DOSB-Presse Nr. 26 / 26. Juni 2012
Der Artikel- und Informationsdienst des Deutschen Olympischen Sportbundes (DOSB)

Helsinki 1952: Die Sowjetunion gibt ihr Olympisches Debüt

Von Friedrich Mevert



In der finnischen Hauptstadt wurde im Sommer 1952 ein Begriff Wirklichkeit, der auch schon vorher oft gebraucht worden war, aber meist kaum zutraf: die olympische Völkerfamilie feierte vor 60 Jahren das Fest der Jugend der Welt. Die Finnen waren in diesen Jahren nicht nur eines der führenden Sportvölker in Europa, sie boten den Aktiven und Touristen aus aller Welt auch eine Gastfreundlichkeit, die bis dahin ihresgleichen suchte. Die problematische Unterbringungsfrage wurde weitgehend durch Privatquartiere und Zeltlager gelöst; die finnische Armee bemühte sich mit Gulaschkanonen um die Verpflegung; die Sportanlagen wurden mit einfachen Mitteln erweitert und für die olympische Bewährung hergerichtet.

Die Spiele der XV. Olympiade fanden vom 19. Juli bis 3. August 1952 in Helsinki, seiner Umgebung und mit dem Fußballturnier in einigen weiteren finnischen Städten statt. Die Segelwettbewerbe wurden vor der Insel Harmaja ausgetragen.

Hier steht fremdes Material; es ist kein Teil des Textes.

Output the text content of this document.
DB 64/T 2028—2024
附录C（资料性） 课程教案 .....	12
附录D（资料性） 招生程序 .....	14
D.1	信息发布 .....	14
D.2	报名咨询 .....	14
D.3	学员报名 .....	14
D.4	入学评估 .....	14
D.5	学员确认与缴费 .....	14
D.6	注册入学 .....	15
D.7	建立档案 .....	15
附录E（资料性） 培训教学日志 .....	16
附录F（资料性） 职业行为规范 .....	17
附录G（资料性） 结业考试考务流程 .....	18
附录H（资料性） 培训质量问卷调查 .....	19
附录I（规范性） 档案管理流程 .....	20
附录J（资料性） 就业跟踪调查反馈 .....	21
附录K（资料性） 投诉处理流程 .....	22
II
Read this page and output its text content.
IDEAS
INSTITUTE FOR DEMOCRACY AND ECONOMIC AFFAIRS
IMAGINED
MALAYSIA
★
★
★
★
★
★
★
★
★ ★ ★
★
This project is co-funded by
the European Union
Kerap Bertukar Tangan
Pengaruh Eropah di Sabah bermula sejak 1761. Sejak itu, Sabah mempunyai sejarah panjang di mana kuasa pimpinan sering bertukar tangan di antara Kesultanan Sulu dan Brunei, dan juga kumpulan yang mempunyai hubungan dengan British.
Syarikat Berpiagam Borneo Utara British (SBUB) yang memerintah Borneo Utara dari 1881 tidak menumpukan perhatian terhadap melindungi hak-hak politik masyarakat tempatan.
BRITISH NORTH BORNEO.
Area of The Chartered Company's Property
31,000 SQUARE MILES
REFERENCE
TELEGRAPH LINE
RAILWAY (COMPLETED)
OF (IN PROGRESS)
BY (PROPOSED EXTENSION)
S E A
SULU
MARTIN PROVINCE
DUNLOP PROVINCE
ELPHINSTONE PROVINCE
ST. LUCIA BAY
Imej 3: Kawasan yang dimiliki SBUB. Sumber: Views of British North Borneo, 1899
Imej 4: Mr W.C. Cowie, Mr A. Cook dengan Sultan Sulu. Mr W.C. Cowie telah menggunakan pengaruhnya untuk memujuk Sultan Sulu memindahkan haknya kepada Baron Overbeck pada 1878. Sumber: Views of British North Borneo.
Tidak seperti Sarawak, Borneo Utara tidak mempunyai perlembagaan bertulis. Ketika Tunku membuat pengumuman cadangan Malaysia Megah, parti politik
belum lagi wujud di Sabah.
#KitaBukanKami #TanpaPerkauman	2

Insgesamt nahmen 69 Länder mit 4.925 Sportlern (darunter 518 Frauen) an den Wettbewerben in 20 Sportarten teil. Damit wurden die bisherigen Höchstzahlen klar übertroffen. Damals gingen zwei deutsche Mannschaften an den Start, die der Bundesrepublik und die des Saarlandes, das seinerzeit noch eine selbständige politische Einheit war. Noch nicht zugelassen waren Sportler aus der DDR, deren Olympisches Komitee vom IOC zu diesem Zeitpunkt noch nicht anerkannt war.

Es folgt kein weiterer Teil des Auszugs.